Oud en (op)nieuw, herbestemmen en vooruitzien
We hebben het hier vaak over nieuwe media en hoe je die toepast bij cultureel erfgoed. Eigenlijk hebben we het dan net zo vaak over innovatie, over kleine tot grote (functie) veranderingen, waar steevast mensen al dan niet vakmatig bij betrokken zijn. Dus gaat dit weblog over mensen, collega’s, vakgenoten. Bijvoorbeeld in een organisatie (wie doet wat als het om sociale media gaat, welke strategie wordt gevolgd, hoe past het bij de visie en missie), bij werkprocessen (research, crowdsourcing, user generated content, de onderlinge afstemming), communicatie (van zenden naar luisteren, community management, etc. etc.).
Het gaat dus over werken in het cultureel erfgoed en hoe dit verandert, hoe het slimmer kan maar ook menselijker. Hoe je analoog kunt (en moet) denken over digitale aangelegenheden. Net zo goed gaat het over ondernemerschap, over tentoonstellen en hoe het (nog) mooier kan en vooral hoe dit alles past binnen de zich ontwikkelende samenleving. Het gaat over excentriek denken, niet jouw website of online collectie of app of tentoonstelling in het middelpunt van je aandacht plaatsen hoe uitzonderlijk ook, maar de plek waar mensen gesprekken voeren en kennis uitwisselen opzoeken en je afvragen hoe je daar een waardevolle bijdrage aan kunt leveren; wellicht met een tikje excentriciteit. Dat mag natuurlijk. En dan gaat het opnieuw over mensen.

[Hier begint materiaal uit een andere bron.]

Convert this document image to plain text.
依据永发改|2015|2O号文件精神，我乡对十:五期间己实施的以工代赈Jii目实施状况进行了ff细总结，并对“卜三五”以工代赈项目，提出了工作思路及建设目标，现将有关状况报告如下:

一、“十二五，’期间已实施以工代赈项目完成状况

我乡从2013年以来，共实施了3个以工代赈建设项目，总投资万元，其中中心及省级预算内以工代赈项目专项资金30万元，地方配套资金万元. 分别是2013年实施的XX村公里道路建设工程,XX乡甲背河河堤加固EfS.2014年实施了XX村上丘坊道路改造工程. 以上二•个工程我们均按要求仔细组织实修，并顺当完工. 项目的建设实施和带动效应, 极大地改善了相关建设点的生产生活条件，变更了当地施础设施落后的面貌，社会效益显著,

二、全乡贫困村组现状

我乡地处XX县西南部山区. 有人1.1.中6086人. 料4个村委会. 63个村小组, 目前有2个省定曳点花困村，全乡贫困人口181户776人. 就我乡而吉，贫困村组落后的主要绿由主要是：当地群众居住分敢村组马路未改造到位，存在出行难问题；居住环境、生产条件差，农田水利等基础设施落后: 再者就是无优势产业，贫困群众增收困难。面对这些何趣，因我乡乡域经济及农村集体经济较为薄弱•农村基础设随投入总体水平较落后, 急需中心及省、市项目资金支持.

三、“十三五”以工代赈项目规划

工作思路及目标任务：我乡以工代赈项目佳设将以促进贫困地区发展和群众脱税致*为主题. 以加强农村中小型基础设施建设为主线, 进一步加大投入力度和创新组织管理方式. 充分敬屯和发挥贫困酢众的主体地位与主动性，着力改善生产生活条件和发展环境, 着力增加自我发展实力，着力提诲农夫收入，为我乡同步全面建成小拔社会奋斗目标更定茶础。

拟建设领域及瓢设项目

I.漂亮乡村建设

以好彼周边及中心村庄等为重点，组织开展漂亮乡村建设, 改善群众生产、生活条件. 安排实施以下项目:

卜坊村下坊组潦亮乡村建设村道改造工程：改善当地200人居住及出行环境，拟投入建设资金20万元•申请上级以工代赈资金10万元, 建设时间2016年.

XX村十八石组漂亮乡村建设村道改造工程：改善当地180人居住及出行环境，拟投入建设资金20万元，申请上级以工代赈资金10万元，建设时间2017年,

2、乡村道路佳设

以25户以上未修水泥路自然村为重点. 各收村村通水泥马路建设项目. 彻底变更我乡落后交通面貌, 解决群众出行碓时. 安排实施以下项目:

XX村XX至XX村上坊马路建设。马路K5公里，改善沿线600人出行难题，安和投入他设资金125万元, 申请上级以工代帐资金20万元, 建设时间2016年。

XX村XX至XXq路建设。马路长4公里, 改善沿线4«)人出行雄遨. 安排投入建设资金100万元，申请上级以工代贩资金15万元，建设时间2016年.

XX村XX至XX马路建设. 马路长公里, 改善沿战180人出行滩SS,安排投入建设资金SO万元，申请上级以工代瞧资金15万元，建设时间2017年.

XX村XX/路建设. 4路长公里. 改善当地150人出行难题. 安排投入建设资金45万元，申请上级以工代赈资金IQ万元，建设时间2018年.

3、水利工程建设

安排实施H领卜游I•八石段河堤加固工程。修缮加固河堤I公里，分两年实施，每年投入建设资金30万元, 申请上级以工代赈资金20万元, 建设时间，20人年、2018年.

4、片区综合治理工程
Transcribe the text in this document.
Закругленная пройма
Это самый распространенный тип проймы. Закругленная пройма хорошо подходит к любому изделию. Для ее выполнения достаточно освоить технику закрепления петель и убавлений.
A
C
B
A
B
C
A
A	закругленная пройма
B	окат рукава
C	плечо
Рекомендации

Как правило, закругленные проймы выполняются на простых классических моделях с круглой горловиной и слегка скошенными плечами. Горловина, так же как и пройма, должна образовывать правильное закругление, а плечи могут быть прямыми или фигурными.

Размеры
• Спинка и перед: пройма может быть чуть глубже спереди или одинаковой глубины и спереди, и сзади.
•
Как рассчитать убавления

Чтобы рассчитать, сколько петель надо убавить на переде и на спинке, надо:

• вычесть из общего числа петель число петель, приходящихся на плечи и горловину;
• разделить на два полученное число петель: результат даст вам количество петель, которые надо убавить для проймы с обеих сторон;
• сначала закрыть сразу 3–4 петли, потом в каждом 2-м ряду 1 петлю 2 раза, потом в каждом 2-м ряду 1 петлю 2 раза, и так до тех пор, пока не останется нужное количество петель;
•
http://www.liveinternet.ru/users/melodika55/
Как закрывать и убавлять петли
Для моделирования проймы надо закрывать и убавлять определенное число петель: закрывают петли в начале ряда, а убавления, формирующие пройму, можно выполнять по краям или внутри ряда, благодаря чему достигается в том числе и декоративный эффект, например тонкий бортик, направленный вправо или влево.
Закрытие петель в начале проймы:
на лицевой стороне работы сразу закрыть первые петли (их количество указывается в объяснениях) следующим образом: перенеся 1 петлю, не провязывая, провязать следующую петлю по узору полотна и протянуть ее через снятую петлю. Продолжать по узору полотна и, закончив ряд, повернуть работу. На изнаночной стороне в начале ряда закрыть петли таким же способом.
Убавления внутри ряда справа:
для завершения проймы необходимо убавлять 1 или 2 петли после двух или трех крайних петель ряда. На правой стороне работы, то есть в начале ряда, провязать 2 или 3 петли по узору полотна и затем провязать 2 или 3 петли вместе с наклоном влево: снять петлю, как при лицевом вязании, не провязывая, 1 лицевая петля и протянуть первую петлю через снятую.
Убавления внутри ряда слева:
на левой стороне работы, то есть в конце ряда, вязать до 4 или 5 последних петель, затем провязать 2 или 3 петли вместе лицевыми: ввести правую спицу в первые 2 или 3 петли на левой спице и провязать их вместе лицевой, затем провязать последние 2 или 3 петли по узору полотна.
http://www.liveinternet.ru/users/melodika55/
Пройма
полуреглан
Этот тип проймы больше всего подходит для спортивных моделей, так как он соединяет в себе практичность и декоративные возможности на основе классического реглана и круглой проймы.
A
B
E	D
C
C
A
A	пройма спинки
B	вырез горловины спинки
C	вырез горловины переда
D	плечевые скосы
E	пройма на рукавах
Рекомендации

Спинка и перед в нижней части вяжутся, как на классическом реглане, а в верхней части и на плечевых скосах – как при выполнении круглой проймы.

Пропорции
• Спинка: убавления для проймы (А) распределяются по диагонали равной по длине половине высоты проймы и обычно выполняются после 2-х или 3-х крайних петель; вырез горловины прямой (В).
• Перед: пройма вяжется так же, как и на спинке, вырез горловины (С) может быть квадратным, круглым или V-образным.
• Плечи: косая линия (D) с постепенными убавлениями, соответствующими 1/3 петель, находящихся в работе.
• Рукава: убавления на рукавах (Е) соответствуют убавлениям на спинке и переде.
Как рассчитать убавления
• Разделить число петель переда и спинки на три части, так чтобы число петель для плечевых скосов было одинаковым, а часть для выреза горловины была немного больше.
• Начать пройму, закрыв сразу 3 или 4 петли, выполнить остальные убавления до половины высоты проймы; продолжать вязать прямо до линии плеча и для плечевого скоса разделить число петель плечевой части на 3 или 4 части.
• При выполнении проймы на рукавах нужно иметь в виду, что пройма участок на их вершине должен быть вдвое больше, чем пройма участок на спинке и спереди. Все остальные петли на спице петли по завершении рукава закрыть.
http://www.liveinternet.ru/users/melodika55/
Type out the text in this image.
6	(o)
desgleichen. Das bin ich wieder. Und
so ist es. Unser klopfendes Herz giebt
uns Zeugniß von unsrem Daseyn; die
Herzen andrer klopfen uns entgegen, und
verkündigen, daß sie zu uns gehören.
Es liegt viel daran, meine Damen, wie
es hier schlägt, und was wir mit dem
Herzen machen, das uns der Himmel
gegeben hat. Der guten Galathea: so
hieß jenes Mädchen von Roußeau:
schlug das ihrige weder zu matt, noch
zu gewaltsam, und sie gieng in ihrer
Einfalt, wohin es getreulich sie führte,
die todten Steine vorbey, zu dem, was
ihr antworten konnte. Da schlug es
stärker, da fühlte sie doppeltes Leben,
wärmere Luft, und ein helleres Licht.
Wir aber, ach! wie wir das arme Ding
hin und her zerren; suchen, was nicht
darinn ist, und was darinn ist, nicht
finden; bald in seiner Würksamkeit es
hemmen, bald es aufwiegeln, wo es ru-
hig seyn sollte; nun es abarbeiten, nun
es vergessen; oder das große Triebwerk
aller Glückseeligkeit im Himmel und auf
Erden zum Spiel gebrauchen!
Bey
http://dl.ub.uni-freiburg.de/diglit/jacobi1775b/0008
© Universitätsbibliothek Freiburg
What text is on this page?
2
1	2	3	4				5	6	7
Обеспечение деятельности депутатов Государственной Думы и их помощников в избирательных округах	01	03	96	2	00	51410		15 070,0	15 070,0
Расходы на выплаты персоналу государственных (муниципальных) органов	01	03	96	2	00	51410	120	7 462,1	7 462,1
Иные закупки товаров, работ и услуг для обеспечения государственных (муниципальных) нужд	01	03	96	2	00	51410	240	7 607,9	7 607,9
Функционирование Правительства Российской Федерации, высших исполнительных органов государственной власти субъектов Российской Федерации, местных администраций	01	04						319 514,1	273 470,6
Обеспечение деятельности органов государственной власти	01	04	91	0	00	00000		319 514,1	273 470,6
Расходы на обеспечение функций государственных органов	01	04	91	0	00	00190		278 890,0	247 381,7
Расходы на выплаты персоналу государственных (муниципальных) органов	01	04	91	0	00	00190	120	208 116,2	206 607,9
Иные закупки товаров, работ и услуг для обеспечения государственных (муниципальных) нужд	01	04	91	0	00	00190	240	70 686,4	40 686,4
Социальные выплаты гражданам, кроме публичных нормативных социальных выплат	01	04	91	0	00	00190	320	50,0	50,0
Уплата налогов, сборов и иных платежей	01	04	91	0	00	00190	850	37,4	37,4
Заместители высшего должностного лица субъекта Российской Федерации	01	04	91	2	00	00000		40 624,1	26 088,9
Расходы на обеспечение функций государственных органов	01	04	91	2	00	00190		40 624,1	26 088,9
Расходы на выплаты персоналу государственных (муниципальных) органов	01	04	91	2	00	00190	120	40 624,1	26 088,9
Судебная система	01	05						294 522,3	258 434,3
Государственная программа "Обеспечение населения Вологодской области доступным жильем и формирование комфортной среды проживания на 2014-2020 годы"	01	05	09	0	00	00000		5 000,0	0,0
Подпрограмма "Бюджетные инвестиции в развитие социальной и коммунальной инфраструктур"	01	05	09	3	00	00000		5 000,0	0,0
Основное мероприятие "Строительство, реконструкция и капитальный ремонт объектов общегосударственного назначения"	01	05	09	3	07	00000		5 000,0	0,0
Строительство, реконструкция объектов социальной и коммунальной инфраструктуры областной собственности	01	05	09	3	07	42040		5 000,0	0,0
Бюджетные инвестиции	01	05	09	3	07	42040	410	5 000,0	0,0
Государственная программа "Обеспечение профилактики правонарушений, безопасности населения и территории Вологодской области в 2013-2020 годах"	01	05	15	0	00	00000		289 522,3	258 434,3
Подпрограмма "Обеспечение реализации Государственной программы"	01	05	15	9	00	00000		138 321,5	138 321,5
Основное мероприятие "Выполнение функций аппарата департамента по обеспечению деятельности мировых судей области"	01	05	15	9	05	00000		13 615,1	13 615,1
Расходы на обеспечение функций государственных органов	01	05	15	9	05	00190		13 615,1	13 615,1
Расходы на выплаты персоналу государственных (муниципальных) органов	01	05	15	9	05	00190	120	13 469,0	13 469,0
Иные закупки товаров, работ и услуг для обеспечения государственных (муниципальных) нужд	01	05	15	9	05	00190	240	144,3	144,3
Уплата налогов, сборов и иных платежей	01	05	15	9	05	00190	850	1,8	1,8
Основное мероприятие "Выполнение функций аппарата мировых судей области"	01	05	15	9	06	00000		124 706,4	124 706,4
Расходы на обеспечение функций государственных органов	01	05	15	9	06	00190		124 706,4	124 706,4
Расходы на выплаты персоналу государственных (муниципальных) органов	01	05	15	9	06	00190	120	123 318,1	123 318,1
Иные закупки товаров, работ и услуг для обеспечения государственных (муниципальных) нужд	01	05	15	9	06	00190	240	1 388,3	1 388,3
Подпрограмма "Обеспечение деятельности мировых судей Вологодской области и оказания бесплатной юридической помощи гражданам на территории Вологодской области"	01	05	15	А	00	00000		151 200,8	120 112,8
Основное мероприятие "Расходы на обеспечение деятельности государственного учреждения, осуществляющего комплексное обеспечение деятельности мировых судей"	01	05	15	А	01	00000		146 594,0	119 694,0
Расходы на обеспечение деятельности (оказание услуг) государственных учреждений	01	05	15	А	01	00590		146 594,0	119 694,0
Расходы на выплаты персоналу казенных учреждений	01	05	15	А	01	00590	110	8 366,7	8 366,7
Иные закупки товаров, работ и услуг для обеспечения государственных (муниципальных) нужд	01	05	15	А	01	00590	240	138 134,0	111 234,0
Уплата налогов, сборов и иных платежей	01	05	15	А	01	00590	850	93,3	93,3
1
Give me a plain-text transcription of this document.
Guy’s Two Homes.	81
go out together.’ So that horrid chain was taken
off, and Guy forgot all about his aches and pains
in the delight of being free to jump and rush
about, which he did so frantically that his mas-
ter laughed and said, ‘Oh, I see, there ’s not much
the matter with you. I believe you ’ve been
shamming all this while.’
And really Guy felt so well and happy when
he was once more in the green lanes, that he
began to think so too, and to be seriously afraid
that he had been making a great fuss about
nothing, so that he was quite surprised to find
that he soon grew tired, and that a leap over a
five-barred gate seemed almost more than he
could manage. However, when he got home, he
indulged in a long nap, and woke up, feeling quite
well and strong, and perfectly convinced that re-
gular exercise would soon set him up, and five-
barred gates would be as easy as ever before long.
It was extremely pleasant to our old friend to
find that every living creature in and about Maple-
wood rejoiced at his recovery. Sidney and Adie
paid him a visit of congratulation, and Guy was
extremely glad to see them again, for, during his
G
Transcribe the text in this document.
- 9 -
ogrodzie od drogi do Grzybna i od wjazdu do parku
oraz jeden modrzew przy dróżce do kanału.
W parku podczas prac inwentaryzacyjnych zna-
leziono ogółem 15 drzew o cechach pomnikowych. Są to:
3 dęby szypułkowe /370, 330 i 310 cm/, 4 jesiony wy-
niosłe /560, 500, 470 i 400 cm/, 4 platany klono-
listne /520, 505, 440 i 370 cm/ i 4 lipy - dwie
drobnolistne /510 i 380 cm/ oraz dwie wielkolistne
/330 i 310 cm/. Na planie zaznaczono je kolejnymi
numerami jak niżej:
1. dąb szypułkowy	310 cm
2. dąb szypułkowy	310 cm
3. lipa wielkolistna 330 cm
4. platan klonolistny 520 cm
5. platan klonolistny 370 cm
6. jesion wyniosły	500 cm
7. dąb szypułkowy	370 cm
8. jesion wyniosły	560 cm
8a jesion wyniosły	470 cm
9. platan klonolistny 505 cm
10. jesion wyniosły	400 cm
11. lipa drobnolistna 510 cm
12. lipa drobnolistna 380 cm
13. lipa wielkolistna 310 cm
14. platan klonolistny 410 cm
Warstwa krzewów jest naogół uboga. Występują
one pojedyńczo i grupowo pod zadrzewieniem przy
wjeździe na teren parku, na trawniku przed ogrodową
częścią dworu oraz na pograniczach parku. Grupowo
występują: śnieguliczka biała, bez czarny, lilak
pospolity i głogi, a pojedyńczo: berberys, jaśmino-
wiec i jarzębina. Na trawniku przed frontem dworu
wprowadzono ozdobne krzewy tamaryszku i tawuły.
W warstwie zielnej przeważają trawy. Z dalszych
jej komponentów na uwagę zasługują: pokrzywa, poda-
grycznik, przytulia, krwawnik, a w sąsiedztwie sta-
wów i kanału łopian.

Want binnen en vooral ook buiten de erfgoedinstellingen vinden intussen grote maatschappelijke veranderingen plaats, die een effect hebben op de positie en impact van cultureel erfgoed, op het draagvlak ervoor, de financiering ook, de betrokkenheid van bewoners, bezoekers, bedrijven en wetenschappelijke instituten.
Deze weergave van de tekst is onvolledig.